Autre constat : le fort endettement du gouvernement du Québec est un phénomène relativement récent. Au début des années 1970, la dette brute représentait seulement 10 % du PIB de la province alors que, de nos jours, elle correspond à plus de 50 % de ce dernier. Si des réformes comptables expliquent en partie cette hausse, l’analyse révèle que le poids de la dette a pratiquement quadruplé avant même que les réformes ne viennent modifier le traitement comptable de la dette à la fin des années 1990.Sans grande surprise, cette étude démontre que la dette du gouvernement du Québec est systématiquement plus élevée que celle des autres provinces canadiennes, peu importe le concept utilisé. Et lorsqu’on la compare à celle de 31 pays membres de l’OCDE, on observe que seuls neuf pays affichent une dette plus lourde. Sans pour autant s’en alarmer, force est de constater que bon nombre de ces pays – Grèce, Italie, Portugal, Espagne, Japon – doivent faire face à de graves problèmes économiques. Par ailleurs, cette analyse révèle que les pays où l’intervention de l’État est considérable et avec lesquels le Québec aime se comparer ont une dette publique nettement inférieure à la sienne (Finlande, Danemark, Suède, Norvège).

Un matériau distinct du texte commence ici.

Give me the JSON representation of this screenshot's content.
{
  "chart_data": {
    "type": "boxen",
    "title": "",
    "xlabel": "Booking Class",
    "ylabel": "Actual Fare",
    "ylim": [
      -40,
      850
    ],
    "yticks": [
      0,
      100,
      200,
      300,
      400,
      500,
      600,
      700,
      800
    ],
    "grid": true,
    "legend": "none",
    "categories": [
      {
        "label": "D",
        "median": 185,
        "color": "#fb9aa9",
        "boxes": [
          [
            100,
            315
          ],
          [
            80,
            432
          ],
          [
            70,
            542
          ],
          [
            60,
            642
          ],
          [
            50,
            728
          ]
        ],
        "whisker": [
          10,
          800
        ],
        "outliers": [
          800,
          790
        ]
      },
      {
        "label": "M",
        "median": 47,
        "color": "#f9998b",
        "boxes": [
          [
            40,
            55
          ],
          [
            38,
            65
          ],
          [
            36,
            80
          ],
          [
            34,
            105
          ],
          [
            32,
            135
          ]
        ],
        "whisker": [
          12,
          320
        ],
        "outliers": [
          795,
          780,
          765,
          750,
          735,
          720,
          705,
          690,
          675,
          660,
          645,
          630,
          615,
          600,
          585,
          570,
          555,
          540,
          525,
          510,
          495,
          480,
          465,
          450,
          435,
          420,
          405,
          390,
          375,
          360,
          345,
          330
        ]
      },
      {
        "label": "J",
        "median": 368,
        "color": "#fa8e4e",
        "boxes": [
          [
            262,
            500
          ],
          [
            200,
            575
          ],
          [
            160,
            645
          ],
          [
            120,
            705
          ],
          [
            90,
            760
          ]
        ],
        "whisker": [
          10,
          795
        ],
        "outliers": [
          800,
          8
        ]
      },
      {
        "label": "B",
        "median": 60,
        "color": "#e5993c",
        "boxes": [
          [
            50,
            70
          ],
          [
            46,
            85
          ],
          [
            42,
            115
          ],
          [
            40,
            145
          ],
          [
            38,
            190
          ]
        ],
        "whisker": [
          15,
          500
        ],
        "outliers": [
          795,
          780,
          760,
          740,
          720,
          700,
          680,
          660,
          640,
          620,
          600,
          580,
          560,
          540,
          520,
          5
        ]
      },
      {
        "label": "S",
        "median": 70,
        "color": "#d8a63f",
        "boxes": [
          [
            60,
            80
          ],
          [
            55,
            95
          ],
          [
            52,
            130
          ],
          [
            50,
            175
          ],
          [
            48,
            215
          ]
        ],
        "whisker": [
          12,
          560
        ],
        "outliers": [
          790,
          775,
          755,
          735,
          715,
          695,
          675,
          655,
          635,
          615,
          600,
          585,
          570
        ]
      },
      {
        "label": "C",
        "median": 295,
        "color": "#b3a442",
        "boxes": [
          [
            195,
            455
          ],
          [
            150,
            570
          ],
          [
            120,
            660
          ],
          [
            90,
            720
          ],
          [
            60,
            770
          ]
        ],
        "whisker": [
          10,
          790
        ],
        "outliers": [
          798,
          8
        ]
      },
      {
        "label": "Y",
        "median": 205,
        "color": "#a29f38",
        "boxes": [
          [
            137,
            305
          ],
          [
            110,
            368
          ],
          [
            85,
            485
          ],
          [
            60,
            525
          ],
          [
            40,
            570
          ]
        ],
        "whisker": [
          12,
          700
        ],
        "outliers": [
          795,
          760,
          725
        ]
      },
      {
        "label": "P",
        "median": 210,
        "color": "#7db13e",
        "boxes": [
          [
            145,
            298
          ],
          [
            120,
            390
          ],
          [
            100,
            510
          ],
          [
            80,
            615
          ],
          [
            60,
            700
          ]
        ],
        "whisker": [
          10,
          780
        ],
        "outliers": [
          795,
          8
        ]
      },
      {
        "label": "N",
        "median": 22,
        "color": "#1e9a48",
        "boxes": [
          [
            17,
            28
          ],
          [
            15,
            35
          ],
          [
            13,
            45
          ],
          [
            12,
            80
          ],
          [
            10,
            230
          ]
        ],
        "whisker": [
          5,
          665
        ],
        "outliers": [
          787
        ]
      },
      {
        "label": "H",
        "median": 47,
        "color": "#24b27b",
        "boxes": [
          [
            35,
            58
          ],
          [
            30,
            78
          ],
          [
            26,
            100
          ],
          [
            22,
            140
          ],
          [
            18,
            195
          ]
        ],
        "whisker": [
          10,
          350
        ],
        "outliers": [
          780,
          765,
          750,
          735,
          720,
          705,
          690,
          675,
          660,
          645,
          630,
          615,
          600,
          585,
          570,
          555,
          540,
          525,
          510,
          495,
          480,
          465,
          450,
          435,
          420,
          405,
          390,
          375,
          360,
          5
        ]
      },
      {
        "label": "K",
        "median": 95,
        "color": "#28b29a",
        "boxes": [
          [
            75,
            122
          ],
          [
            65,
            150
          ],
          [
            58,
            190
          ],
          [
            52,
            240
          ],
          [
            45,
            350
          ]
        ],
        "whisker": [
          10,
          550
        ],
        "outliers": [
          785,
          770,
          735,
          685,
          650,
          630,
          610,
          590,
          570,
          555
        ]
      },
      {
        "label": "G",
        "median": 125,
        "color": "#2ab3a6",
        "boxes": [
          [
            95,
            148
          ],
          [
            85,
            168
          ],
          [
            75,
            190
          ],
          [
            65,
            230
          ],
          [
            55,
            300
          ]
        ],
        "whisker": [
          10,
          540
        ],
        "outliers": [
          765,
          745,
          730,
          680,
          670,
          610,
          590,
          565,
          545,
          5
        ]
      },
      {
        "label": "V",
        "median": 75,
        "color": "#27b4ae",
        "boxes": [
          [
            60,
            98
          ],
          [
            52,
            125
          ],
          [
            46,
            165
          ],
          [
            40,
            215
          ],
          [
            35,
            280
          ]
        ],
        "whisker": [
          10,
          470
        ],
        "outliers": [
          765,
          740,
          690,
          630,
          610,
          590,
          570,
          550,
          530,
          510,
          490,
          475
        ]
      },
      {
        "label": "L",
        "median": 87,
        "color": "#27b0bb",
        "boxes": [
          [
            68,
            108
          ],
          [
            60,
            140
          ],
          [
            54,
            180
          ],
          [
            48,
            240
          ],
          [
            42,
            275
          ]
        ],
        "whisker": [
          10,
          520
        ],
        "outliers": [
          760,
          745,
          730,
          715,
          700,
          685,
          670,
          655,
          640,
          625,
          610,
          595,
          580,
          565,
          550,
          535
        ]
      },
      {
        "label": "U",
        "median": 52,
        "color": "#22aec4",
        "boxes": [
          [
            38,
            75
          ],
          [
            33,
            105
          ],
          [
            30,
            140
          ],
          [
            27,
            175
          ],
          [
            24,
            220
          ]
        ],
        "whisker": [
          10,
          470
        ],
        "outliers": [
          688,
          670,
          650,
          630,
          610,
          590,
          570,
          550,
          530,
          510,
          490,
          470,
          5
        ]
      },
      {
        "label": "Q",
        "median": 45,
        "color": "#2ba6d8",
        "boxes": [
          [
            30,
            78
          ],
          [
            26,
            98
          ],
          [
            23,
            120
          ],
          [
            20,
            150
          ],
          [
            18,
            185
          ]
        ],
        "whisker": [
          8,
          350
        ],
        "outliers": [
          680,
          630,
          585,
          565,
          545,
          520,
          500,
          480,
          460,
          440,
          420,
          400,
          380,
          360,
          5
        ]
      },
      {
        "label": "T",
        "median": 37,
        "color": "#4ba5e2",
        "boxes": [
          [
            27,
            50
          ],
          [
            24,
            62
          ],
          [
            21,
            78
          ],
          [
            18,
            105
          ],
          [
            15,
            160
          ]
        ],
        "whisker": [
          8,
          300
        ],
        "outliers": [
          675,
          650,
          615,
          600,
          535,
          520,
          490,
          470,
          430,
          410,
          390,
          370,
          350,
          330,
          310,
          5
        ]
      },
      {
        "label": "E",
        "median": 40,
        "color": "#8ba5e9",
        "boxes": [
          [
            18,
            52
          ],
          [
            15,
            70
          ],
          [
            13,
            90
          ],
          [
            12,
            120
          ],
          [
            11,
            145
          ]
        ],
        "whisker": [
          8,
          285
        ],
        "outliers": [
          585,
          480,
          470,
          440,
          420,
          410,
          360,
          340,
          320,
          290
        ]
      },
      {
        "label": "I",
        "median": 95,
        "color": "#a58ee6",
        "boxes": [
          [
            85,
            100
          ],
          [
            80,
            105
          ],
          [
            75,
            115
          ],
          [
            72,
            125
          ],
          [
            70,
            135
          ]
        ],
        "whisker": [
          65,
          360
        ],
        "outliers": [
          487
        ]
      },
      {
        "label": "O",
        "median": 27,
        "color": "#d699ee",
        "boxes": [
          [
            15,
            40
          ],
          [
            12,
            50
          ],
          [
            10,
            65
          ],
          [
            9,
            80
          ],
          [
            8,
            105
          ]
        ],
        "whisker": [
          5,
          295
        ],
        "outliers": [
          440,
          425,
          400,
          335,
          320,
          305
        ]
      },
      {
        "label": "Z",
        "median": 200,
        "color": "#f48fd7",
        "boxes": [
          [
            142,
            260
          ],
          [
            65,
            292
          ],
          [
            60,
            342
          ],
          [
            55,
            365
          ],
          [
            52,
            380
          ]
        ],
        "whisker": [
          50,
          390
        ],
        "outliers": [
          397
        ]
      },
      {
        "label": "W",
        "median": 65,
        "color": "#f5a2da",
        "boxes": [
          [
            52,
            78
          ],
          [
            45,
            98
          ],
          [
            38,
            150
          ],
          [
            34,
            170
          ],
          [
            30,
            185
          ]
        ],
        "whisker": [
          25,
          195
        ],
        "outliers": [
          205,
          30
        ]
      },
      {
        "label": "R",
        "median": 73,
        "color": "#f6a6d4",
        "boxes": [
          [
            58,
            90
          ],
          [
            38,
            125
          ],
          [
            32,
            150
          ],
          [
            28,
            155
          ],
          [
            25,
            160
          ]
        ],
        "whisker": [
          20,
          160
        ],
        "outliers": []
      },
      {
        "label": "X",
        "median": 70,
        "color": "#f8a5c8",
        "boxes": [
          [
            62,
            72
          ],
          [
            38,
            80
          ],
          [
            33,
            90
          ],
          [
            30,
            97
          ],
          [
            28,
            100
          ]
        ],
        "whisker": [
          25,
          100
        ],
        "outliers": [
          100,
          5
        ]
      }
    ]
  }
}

Pour ces raisons, l’endettement du gouvernement demeure aujourd’hui un enjeu préoccupant. Le service de la dette, soit les intérêts payés sur la dette du gouvernement, réduit de façon radicale la marge de manœuvre budgétaire du gouvernement. En raison de l’ampleur de sa dette, l’État québécois consacre chaque année une part substantiellle de son budget en paiement d’intérêts, ce qui réduit les sommes qu’il devrait normalement consentir au financement de ses missions.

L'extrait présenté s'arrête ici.